Chapitre 3 - Entretien devant un feu de bois
Depuis maintenant six ans maintenant, j’ai fait le grand saut. J’ai quitté mon emploi. Ah ? C’est vrai, mon travail,… non, après tout, j’en parlerai plus tard. Ce sujet nécessite un développement qui me ferait perdre le fil de l’histoire.
Où en étais-je ? Oui, depuis six ans, je me consacre corps et âme, 24 heures sur 24, 7 jours sur 7 à l’écriture. Je me suis essayé d’abord à des textes courts, des micro-nouvelles, puis j’ai proposé des billets d’humeur à un journal satirique local qui les a acceptés immédiatement. Comme les tirages se sont mis à flamber, j’ai pu jouir d’un appoint de rémunération qui m’a permis de payer mon loyer et de ne pas mourir de faim. L’autre appoint étant un petit job de serveur dans un pub du centre.
Ma plume a été rapidement trouvé son public. Je me suis aventuré à écrire des nouvelles, un défi plus ambitieux qui a rencontré un succès mitigé. Tout naturellement, j’en suis venu à ce projet de roman.
Mon problème était le choix du sujet. Un roman est une année de vie, voir plusieurs. Alors, choisir la bonne histoire, les bons personnages est primordial.
Où en étais-je ? Mon journal intime…
Jour 2
Genèse d’une histoire
Quelle meilleure source d’inspiration pour conter une histoire que sa propre vie ? Mais qu’y avait-il de si extraordinaire dans la mienne pour piquer la curiosité d’un éventuel lecteur ? J’étais un Anglais moyen, vivant une existence tout à fait banale. Mon enfance s’était déroulée sans aucun traumatisme, ni aventure. Je n’avais rien à y puiser.

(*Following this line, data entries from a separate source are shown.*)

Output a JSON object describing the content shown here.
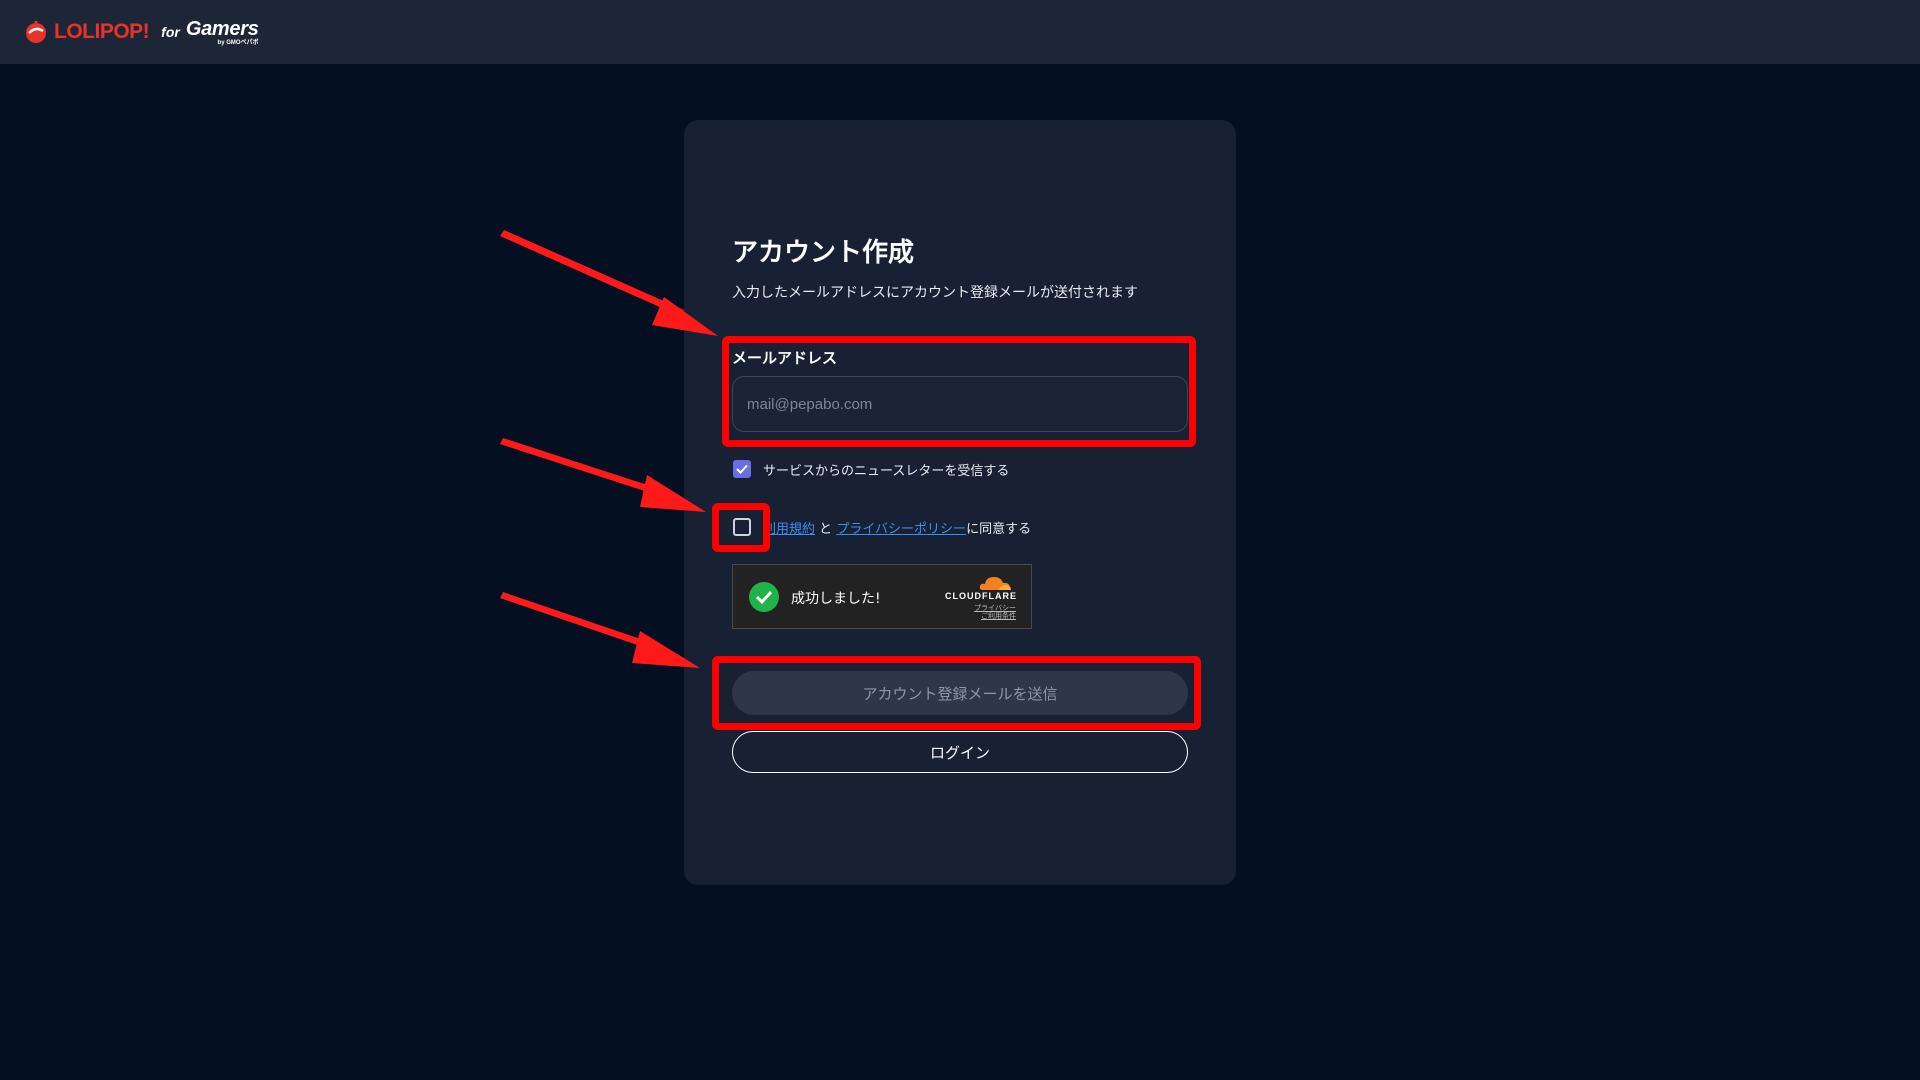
{
  "header": {
    "logo_main": "LOLIPOP!",
    "logo_for": "for",
    "logo_gamers": "Gamers",
    "logo_by": "by GMOペパボ"
  },
  "form": {
    "title": "アカウント作成",
    "subtitle": "入力したメールアドレスにアカウント登録メールが送付されます",
    "email_label": "メールアドレス",
    "email_placeholder": "mail@pepabo.com",
    "email_value": "",
    "newsletter_label": "サービスからのニュースレターを受信する",
    "newsletter_checked": true,
    "terms_link": "利用規約",
    "terms_and": "と",
    "privacy_link": "プライバシーポリシー",
    "terms_suffix": "に同意する",
    "terms_checked": false,
    "send_button": "アカウント登録メールを送信",
    "login_button": "ログイン"
  },
  "turnstile": {
    "status": "成功しました!",
    "brand": "CLOUDFLARE",
    "privacy": "プライバシー",
    "terms": "ご利用条件"
  },
  "colors": {
    "background": "#050f22",
    "card": "#172133",
    "highlight": "#ff0000",
    "checkbox_accent": "#6a6ee0",
    "link": "#3d8ef0",
    "logo_red": "#e8322a"
  }
}
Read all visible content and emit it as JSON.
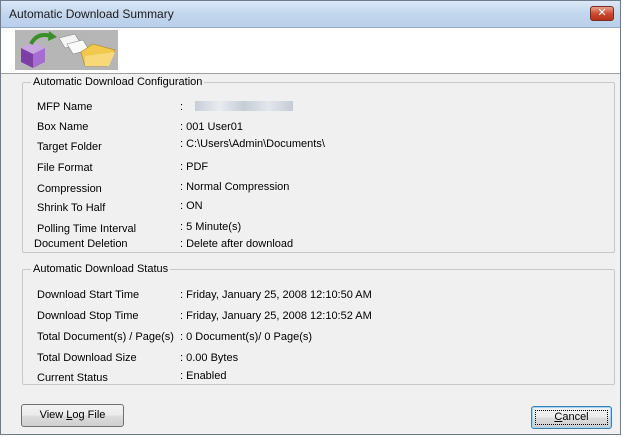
{
  "window": {
    "title": "Automatic Download Summary",
    "close_label": "✕"
  },
  "config": {
    "legend": "Automatic Download Configuration",
    "rows": [
      {
        "label": "MFP Name",
        "value": ":"
      },
      {
        "label": "Box Name",
        "value": ": 001 User01"
      },
      {
        "label": "Target Folder",
        "value": ": C:\\Users\\Admin\\Documents\\"
      },
      {
        "label": "File Format",
        "value": ": PDF"
      },
      {
        "label": "Compression",
        "value": ": Normal Compression"
      },
      {
        "label": "Shrink To Half",
        "value": ": ON"
      },
      {
        "label": "Polling Time Interval",
        "value": ": 5 Minute(s)"
      },
      {
        "label": "Document Deletion",
        "value": ": Delete after download"
      }
    ]
  },
  "status": {
    "legend": "Automatic Download Status",
    "rows": [
      {
        "label": "Download Start Time",
        "value": ": Friday, January 25, 2008 12:10:50 AM"
      },
      {
        "label": "Download Stop Time",
        "value": ": Friday, January 25, 2008 12:10:52 AM"
      },
      {
        "label": "Total Document(s) / Page(s)",
        "value": ": 0 Document(s)/ 0 Page(s)"
      },
      {
        "label": "Total Download Size",
        "value": ": 0.00 Bytes"
      },
      {
        "label": "Current Status",
        "value": ": Enabled"
      }
    ]
  },
  "buttons": {
    "view_log_prefix": "View ",
    "view_log_mnemonic": "L",
    "view_log_suffix": "og File",
    "cancel_mnemonic": "C",
    "cancel_suffix": "ancel"
  },
  "icons": {
    "banner": "document-transfer-icon",
    "close": "close-icon"
  }
}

Ce n’est que, par hasard, en voyant mon reflet dans un miroir, un matin en me rasant que j’ai compris où était le sujet : l’histoire avant l’histoire. Celle de mes ancêtres.
J’ai donc choisi de revenir à la source : mon identité indienne. L’affaire n’était pas sans difficultés, vu que d’Indien je n’avais plus rien d’autre que l’écume de mon apparence. Trois mois de recherche généalogique, de discussion sans fin avec mes parents, grands-parents, amis de la communauté, mais rien de satisfaisant n’en sortait.
Jusqu’à ma rencontre avec Emma et surtout celle avec cet écrivain qu’elle m’avait permis de rencontrer.
C’était un vieil homme, un ermite, qui semblait n’attendre rien d’autre de la vie que la faucheuse vienne lui rendre visite. Il vivait dans une bâtisse au cœur de la forêt King’s Wood. Il nous accueillit Emma, et moi, derrière sa longue barbe blanche par une moue dubitative et un regard glacial. Il nous indiqua d’un geste de la main deux chaises, nous primes place face à lui. Emma voulut engager la conversation, mais le vieillard lui coupa le sifflet d’un autre geste, non moins autoritaire, glissa son regard vers moi et d’un hochement du menton m’invita à parler.
Sans préambule, je lui expliquai mon projet. Il me laissa dérouler mon laïus, sans m’interrompre une seule fois, le regard plongé dans les flammes qui ondulaient dans l’âtre d’une cheminée sans âge.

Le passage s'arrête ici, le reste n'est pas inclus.